Bei der Anwendung dieser Regelung sind nicht nur die Flächen der Gebäude
zugrundezulegen, in denen zum Zeitpunkt der Beitragsentstehung tatsächlich konkret
Schmutzwasser anfällt.
Tenor
Auf die Beschwerde des Antragsgegners wird der Beschluss des
Verwaltungsgerichts Gießen vom 10. Dezember 2010 - 2 L 1930/10.GI -
abgeändert.
Der Antrag wird in vollem Umfang abgelehnt.
Die Antragstellerin hat die Kosten des gesamten Verfahrens zu tragen.

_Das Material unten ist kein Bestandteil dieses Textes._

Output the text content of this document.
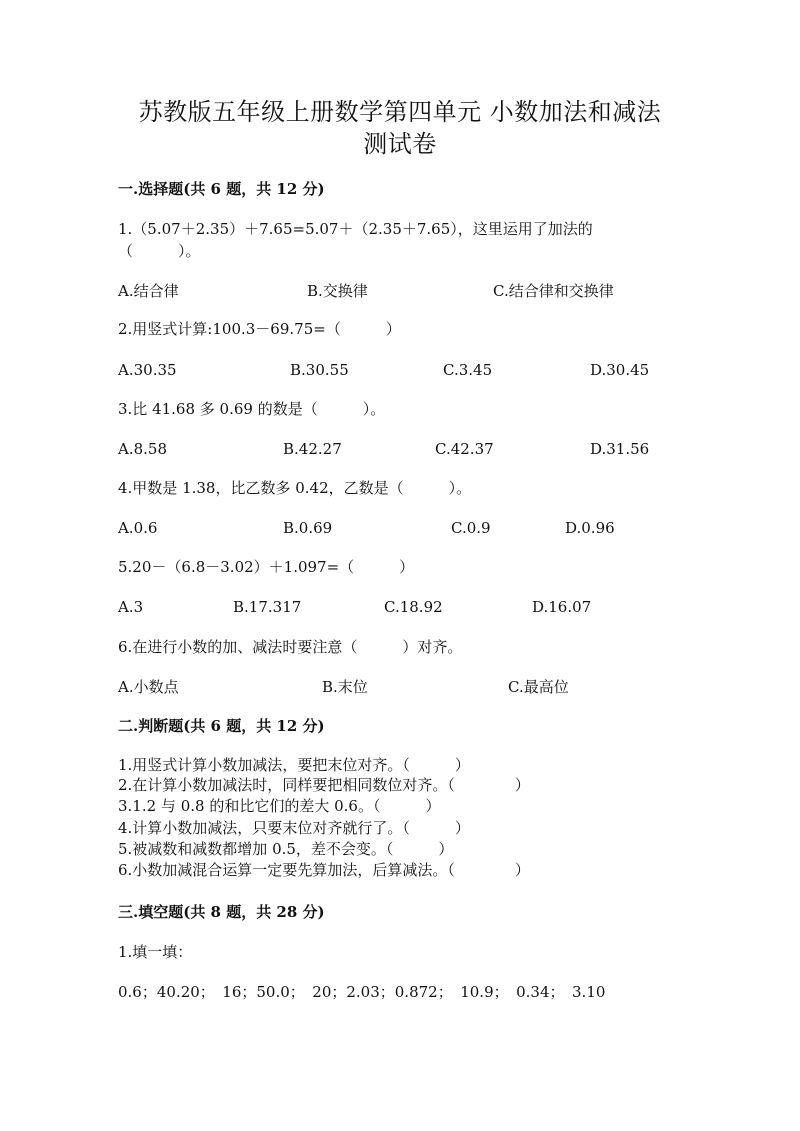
苏教版五年级上册数学第四单元 小数加法和减法
测试卷
一.选择题(共 6 题，共 12 分)
1.（5.07＋2.35）＋7.65=5.07＋（2.35＋7.65），这里运用了加法的
（　　　）。
A.结合律	B.交换律	C.结合律和交换律
2.用竖式计算:100.3－69.75=（　　　）
A.30.35	B.30.55	C.3.45	D.30.45
3.比 41.68 多 0.69 的数是（　　　）。
A.8.58	B.42.27	C.42.37	D.31.56
4.甲数是 1.38，比乙数多 0.42，乙数是（　　　）。
A.0.6	B.0.69	C.0.9	D.0.96
5.20－（6.8－3.02）＋1.097=（　　　）
A.3	B.17.317	C.18.92	D.16.07
6.在进行小数的加、减法时要注意（　　　）对齐。
A.小数点	B.末位	C.最高位
二.判断题(共 6 题，共 12 分)
1.用竖式计算小数加减法，要把末位对齐。（　　　）
2.在计算小数加减法时，同样要把相同数位对齐。（　　　　）
3.1.2 与 0.8 的和比它们的差大 0.6。（　　　）
4.计算小数加减法，只要末位对齐就行了。（　　　）
5.被减数和减数都增加 0.5，差不会变。（　　　）
6.小数加减混合运算一定要先算加法，后算减法。（　　　　）
三.填空题(共 8 题，共 28 分)
1.填一填：
0.6；40.20；　16；50.0；　20；2.03；0.872；　10.9；　0.34；　3.10
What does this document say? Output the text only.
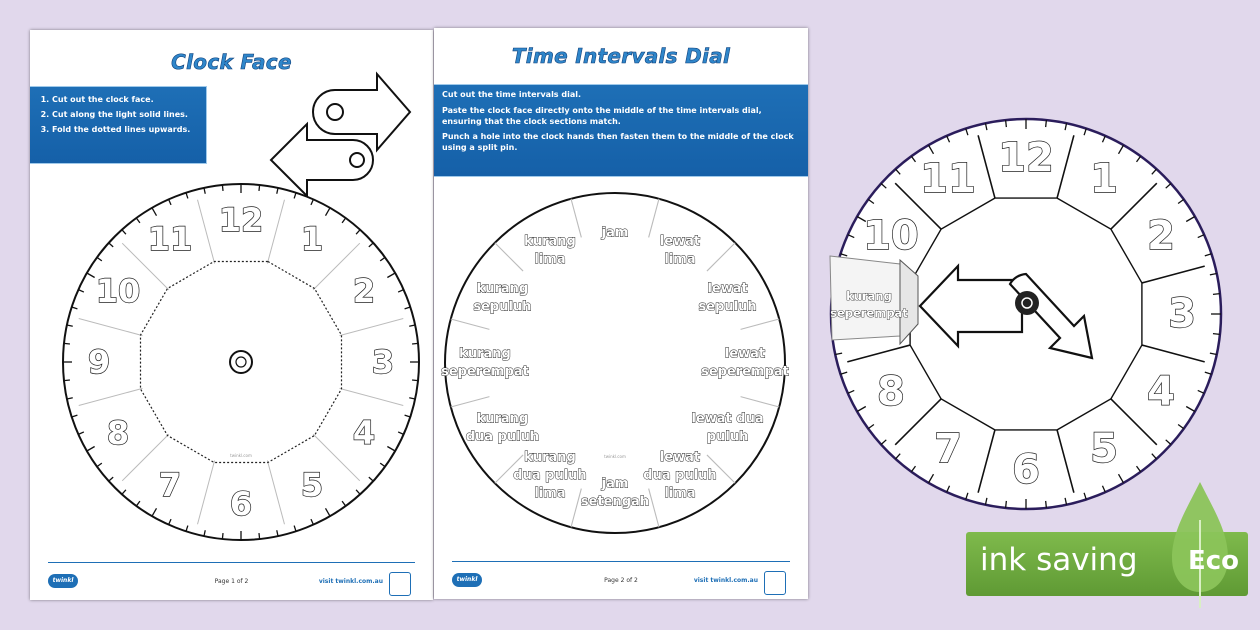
Clock Face
1. Cut out the clock face.
2. Cut along the light solid lines.
3. Fold the dotted lines upwards.
12
1
2
3
4
5
6
7
8
9
10
11
twinkl.com
twinkl	Page 1 of 2	visit twinkl.com.au
Time Intervals Dial
Cut out the time intervals dial.
Paste the clock face directly onto the middle of the time intervals dial, ensuring that the clock sections match.
Punch a hole into the clock hands then fasten them to the middle of the clock using a split pin.
jam
lewat
lima
lewat
sepuluh
lewat
seperempat
lewat dua
puluh
lewat
dua puluh
lima
jam
setengah
kurang
dua puluh
lima
kurang
dua puluh
kurang
seperempat
kurang
sepuluh
kurang
lima
twinkl.com
twinkl	Page 2 of 2	visit twinkl.com.au
12 1
2
3
4
5
6
7
8
10
11
kurang
seperempat
ink saving Eco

Der Wert des Streitgegenstandes wird für das Beschwerdeverfahren auf 6.748,44 €
festgesetzt.
Gründe
Die Beschwerde des Antragsgegners - eines Abwasserverbandes - gegen den
Beschluss des Verwaltungsgerichts Gießen vom 10. Dezember 2010, mit dem
dieses die aufschiebende Wirkung der Klage der Antragstellerin gegen deren
Heranziehung zu einem Abwasserbeitrag teilweise angeordnet hat, ist zulässig und
auch begründet. Anders als das Verwaltungsgericht hat der Senat unter
Berücksichtigung der Beschwerdegründe (§ 146 Abs. 4 Satz 6
Verwaltungsgerichtsordnung - VwGO -) keine ernstlichen Zweifel an der
Rechtmäßigkeit des Bescheides des Antragsgegners über die Heranziehung der
Antragstellerin zu einem Abwasserbeitrag für ihr im Außenbereich liegendes
Grundstück, die es nach der im Verfahren des einstweiligen Rechtsschutzes nach §
80 Abs. 5 VwGO entsprechend anzuwendenden Vorschrift des § 80 Abs. 4 Satz 3
VwGO rechtfertigen, ganz oder teilweise die aufschiebende Wirkung ihrer Klage
anzuordnen.
Zu Recht hat das Verwaltungsgericht festgestellt, dass die Beitragspflicht für das
im Außenbereich liegende Grundstück der Antragstellerin mit der Fertigstellung
der Abwassersammelleitung in der Straße vor dem Grundstück im April 2008 dem
Grunde nach entstanden ist.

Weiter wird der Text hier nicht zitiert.